UnNews:Nation of Islam declares jihad
This article is part of UnNews, your source for up-to-the-picosecond misinformation. |
23 February 2008
NEW YORK, NY – Nation of Islam (NOI) leader Minister Louis Farrakhan announced yesterday that he’d had it with “small words” and the “small people who use them!” He promised to step up terrorist activities and issued a Fatwa to all NOI members to “Stand up to the rigid linguistic degradation of the oppressor” after being outraged by a reporter’s contention at a recent press conference that no one could really understand what he or his ministers were talking about. Angered, the Muslim leader, who has worked alongside such notable historical figures as Malcolm X, and Dr. Martin Luther King Jr, responded by declaring “jihad” on the “diminutive minds that prevalently embark on the daily exercise of understandable word usage.” When asked what he meant, he declined further comment and stormed off.
“For too extended of a period, we’ve endured the brevity of truncated vocabulary”, stated an under-minister who declined to give his name. “We consistently simplify our vernacular expressions in attempts to correspond conversationally with the laity. We now say, the laity should raise the level of their articulation to correspond with our communication. Get an education!”
In fact, several of the ministers have had quite an education - in the law. One minister, Sam X, along with several others whose names have not yet been released, is currently under investigation for suspected recent Islamic jihadist activity. In 2002, the volatile wordsmith was alleged to have set off an F-Bomb at a public demonstration, targeted mostly at Jews, but also at gays, lesbians, and the “Blue-eyed, Anglo-Saxon Oppressor”. No one was killed, but several people were hurt, and many attendees still bear the scars. In 2003, X was arrested in connection with the abduction of a dictionary editor, and just this year, an organization he is believed to have funded, was found guilty of conspiring to hijack Air Force One. They were intercepted, but not before engaging in a heated exchange of ideas that threatened to turn into a full-scale war of words.
But some just see those as examples of the federal government’s abuse of power. When pressed on the matter, a spokesperson for the NOI offered, “This is just further substantiation that this country and this idiomatic tongue are not for us or by us. But what else can you anticipate from a people who repudiate the value of sophisticated linguistics.”

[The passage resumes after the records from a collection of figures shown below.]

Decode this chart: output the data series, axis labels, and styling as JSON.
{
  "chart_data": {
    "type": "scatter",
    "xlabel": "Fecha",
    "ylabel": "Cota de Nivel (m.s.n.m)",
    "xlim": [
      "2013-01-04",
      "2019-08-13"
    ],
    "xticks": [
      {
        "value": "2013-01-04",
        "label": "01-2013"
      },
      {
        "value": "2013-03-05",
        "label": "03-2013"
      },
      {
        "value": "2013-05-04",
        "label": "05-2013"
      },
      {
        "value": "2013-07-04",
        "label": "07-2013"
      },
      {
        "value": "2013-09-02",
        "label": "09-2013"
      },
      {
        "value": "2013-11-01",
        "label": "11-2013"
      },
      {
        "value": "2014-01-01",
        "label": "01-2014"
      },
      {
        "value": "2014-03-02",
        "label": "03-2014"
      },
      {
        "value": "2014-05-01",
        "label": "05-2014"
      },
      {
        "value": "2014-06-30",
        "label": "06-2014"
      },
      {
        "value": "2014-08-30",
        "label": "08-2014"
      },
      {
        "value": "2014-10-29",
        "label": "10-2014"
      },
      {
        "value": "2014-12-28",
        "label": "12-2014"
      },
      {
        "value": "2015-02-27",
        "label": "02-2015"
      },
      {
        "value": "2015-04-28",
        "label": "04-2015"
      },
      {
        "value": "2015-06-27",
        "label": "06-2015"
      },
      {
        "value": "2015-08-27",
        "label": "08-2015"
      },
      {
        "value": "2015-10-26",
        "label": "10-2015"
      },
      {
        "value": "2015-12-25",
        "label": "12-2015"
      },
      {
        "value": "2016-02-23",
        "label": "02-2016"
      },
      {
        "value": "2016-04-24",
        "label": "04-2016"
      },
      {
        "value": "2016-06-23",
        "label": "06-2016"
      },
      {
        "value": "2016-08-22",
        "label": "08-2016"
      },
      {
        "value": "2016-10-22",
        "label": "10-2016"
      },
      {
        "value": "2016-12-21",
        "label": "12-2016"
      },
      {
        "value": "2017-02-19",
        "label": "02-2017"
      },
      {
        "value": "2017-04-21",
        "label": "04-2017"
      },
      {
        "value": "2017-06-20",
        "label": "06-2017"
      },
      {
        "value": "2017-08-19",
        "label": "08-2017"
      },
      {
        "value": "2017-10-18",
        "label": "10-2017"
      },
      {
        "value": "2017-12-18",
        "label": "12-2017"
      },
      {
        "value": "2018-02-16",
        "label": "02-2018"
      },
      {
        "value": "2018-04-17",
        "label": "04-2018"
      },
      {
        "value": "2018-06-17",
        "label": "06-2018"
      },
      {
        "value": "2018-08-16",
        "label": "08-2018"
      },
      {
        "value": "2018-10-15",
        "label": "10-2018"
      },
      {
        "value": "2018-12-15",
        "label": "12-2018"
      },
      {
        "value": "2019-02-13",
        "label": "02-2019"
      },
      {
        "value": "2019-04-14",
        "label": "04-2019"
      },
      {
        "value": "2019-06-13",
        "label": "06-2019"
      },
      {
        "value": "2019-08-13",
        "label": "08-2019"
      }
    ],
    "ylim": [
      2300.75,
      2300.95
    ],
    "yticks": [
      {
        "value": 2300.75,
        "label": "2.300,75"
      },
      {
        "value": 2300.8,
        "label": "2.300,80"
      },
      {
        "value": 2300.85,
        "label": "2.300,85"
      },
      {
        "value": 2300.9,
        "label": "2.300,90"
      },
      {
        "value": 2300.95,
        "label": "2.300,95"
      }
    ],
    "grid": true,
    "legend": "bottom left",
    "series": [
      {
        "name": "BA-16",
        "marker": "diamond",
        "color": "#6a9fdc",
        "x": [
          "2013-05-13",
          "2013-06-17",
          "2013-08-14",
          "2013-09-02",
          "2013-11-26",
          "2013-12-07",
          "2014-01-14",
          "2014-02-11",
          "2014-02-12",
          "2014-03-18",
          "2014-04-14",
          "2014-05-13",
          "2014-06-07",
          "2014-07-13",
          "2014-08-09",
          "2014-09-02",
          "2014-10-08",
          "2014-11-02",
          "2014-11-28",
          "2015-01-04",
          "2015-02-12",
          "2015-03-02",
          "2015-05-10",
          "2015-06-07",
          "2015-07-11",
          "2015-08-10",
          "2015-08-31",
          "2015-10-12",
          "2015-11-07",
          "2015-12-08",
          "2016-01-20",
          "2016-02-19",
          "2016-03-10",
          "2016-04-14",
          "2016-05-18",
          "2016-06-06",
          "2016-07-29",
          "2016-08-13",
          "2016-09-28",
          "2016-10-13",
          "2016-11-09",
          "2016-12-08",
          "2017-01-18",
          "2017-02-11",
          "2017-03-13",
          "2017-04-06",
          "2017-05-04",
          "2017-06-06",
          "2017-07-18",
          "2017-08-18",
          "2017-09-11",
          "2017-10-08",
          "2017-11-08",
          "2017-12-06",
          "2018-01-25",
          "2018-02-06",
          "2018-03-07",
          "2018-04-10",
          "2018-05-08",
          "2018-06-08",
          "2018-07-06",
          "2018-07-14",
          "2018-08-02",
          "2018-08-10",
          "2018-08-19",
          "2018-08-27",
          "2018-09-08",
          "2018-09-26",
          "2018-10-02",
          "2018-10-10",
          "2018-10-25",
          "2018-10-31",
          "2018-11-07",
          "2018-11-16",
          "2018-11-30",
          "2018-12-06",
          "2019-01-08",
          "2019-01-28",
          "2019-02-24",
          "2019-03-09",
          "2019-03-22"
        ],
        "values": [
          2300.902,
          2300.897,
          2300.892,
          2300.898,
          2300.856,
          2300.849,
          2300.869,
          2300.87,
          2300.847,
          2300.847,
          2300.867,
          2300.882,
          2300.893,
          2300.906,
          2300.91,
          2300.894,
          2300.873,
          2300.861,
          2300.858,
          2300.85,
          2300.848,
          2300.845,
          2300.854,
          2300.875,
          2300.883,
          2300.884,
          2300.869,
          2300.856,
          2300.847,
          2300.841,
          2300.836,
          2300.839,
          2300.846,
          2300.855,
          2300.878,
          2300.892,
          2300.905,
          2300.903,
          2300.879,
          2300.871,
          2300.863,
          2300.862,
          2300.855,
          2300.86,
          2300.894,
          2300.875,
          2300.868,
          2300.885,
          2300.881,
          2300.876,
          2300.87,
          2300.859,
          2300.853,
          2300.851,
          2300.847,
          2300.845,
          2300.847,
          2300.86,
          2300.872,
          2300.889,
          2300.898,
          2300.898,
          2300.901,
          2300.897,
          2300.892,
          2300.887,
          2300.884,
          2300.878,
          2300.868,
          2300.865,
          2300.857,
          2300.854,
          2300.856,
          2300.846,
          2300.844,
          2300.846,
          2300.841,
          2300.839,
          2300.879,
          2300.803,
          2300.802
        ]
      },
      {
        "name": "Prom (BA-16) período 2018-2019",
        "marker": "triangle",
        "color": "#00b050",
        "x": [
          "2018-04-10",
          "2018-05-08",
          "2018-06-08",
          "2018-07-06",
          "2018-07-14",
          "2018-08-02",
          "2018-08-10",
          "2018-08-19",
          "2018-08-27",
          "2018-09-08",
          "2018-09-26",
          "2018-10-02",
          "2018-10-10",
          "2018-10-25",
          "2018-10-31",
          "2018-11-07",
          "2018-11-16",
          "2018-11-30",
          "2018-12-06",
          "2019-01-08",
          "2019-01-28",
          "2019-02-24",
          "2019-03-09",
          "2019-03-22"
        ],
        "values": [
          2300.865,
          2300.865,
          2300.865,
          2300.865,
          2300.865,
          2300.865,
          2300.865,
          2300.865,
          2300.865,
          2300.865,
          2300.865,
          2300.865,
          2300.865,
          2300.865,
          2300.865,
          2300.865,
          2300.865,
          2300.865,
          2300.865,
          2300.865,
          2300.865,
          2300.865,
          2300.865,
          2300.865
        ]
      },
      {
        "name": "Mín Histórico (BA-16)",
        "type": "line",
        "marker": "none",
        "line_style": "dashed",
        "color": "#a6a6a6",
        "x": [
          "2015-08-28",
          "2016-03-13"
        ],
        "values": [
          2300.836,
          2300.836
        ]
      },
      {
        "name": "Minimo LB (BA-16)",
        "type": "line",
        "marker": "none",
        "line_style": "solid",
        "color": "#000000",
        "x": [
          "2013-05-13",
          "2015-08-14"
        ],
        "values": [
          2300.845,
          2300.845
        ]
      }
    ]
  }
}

President Bush, a renowned enthusiast and ardent supporter of small words, recently addressed the issue of linguistic “jihad” stating: “We’re gonna do all we can to stop these bad guys from doing these bad things.” Despite his ardent support for smaller word choices, the president couldn’t himself resist the use of larger words to make his point, though he misspoke at least a couple of times, proclaiming, “We will stand and fight against all ‘terroristical’ efforts that oppose ‘colloquializationism.’”
Conrad Tillard, a former NOI minister, then known as Conrad Muhammad, agreed. Now a Baptist minister, he personally suffered a painful tongue lashing from the lips of Khalid Abdul Muhammad several years ago, another former minister for the NOI who passed away shortly afterward in February of 2001 of a brain aneurysm. “It was terrible”, Mr. Tillard recalled. “I thought his head was going to explode that day with all of the multi-syllabled words he was leveling at me. I was right about what would happen, just wrong about the time”, he remarked about his former colleague’s death. “I can still feel the spit hitting my brow and the subsequent headache I had while trying to figure out the meaning of each word he hurled.” Mr. Tillard said ever since that day, he has “vowed” to “exercise caution” in his communication efforts. “You saw what happened to Khalid”, he reminded. “No one should end up like that.”
Meanwhile, officials at the Office of Homeland Security are urging the public to take precautions and to be vigilant. “If you see someone reading an Islamic text that appears to have more than two-hundred pages, take notice”, offered a spokesman for the agency. “If you see something, say something.”